Del senno di poi son piene le fosse e ripercorrere mentalmente per centinaia di volte il fotogramma del momento in cui un giocatore con l’esperienza di Evra, anziché scaraventare il pallone direttamente nell’Isar, si avventura in un improbabile dribbling fra Vidal e Lahm, innescando così l’azione del pareggio bavarese, non cambierà il destino scritto per quel maledetto 91′ minuto.
Alla fine ha prevalso giustamente la squadra più forte e meglio allenata. A certi livelli sono i dettagli a determinare la differenza, anche se definire tali un’autonomia di corsa abbondantemente superiore, la chirurgica spietatezza nei momenti catartici e la qualità delle alternative a disposizione di Guardiola, sarebbe quantomeno riduttivo.

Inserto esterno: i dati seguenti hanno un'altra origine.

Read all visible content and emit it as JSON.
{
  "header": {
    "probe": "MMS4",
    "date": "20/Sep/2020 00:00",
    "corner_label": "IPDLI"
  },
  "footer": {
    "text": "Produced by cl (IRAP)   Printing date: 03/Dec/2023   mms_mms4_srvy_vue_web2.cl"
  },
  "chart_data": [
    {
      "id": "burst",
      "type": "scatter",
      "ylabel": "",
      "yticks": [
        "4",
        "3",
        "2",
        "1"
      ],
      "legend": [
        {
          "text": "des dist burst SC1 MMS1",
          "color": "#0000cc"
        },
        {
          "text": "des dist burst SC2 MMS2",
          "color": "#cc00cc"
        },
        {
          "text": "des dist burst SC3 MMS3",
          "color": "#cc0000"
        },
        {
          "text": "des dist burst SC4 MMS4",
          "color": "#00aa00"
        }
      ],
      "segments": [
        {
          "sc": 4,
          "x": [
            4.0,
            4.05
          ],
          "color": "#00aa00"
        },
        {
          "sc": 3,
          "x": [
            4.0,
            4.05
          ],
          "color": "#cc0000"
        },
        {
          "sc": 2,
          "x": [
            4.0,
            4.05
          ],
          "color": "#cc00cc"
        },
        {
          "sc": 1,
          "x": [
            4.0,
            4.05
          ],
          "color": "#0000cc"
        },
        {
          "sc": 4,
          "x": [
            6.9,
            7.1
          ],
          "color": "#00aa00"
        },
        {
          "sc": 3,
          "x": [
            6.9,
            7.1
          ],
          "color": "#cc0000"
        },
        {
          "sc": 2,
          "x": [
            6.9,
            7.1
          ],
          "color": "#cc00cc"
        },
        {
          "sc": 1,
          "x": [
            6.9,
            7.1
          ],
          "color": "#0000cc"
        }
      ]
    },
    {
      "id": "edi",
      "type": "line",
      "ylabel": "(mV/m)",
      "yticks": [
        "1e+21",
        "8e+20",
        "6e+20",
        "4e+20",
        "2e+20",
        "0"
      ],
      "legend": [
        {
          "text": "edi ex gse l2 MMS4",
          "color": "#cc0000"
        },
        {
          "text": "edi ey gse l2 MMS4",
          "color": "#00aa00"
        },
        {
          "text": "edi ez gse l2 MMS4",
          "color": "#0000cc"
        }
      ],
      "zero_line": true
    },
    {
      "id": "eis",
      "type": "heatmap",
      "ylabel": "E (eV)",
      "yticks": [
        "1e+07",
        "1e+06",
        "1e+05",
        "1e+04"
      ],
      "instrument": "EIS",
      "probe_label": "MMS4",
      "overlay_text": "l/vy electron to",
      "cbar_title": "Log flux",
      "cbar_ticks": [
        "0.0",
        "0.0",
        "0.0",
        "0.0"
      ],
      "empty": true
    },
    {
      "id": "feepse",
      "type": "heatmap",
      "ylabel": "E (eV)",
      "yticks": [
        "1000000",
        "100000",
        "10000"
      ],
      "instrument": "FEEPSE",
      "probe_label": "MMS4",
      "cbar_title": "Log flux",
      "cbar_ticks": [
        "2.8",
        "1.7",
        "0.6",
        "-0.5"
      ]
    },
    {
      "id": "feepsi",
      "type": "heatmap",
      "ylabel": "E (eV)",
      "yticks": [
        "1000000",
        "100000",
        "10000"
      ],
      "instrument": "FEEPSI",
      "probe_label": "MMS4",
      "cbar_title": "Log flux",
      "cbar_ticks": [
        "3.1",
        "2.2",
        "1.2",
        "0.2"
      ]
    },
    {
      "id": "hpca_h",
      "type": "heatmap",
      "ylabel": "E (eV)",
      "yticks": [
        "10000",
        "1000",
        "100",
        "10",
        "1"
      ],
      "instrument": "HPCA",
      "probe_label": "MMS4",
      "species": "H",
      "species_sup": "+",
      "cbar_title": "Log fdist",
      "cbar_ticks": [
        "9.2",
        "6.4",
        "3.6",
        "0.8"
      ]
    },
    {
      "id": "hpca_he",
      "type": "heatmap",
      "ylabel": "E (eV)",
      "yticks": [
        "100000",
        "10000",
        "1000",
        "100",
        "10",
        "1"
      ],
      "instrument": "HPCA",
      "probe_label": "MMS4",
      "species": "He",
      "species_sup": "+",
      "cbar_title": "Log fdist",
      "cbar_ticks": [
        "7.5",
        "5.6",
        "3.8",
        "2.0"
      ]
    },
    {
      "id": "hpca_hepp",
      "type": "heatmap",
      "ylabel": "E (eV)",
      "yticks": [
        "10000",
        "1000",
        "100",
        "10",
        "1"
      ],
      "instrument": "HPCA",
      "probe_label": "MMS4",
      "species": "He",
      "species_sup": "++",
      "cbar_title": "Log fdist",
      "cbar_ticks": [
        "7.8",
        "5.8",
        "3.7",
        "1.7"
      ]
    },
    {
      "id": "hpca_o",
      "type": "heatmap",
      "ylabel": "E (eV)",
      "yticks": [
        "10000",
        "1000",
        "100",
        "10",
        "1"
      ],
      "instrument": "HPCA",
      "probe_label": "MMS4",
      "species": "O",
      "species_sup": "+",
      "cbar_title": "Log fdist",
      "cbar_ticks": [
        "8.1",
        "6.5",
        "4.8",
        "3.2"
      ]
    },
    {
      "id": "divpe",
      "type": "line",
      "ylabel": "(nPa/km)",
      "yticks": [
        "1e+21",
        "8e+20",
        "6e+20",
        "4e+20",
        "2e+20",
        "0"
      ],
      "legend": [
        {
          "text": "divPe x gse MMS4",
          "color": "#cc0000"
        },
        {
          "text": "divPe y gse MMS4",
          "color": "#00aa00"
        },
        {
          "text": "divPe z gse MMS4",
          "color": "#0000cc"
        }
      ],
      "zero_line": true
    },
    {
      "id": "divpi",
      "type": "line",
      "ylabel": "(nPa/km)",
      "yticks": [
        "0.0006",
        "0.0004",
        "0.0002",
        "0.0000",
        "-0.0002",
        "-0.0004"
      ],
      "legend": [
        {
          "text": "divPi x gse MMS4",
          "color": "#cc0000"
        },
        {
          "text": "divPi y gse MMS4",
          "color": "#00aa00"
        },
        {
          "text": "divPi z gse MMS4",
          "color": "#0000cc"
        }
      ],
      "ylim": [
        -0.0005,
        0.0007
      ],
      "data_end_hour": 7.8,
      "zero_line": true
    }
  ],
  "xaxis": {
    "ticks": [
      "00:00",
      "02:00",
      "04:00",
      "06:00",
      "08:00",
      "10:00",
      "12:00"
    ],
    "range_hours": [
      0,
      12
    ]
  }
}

Vero, la Juventus era priva di uomini importanti per problemi di cui è inoppugnabilmente responsabile, ma suvvia, pur non disconoscendo l’impegno e l’abnegazione profusi dai chiamati alla pugna, è intellettualmente onesto ammettere l’intollerabilità di un centrocampista a scartamento ridotto ( Khedira ) e l’inadeguatezza di gente come Hernanes, Sturaro e Pereyra a contesti più impegnativi di quelli domestici, così come sarebbe opportuno capire l’effettiva dimensione di Morata, che nell’unica volta in cui, da due anni a questa parte, si è lanciato in un’iniziativa personale senza guardarsi le scarpe, ha allestito un “numero” da manicomio, purtroppo annacquato nel prosieguo dalla carenza di implacabilità che già a Siviglia comportò il pagamento di un salatissimo dazio.
Ora gli ex vice campioni d’Europa dovranno attingere a tutta la maturità di cui dispongono ignorando l’inutile faticaccia accumulata in Germania e il senso di smarrimento indotto dal ritorno a una realtà imparagonabile alla dolcezza del sogno, per ottemperare all’ineludibile dovere di razziare quanto nelle loro vere possibilità.
Nel mentre, sarebbe apprezzabile che la Società dimostrasse tangibilmente le ambizioni di appartenenza definitiva all’élite continentale…
Al derby dunque, senza rimpianto o particolare amarezza; tutto quel che a Monaco poteva e doveva fare, con l’eccezione dello sciagurato avvicendamento Álvarito / Mandžukić, la Juventus lo ha fatto, andando pure oltre sé stessa. Di questo va ringraziata, ma senza eccessivo ricorso alla mozione dei sentimenti, giacché, vincere è ancora e sempre l’unica cosa che conta anche oltre confine e le eliminazioni, per quanto onorevoli, non arricchiscono la bacheca.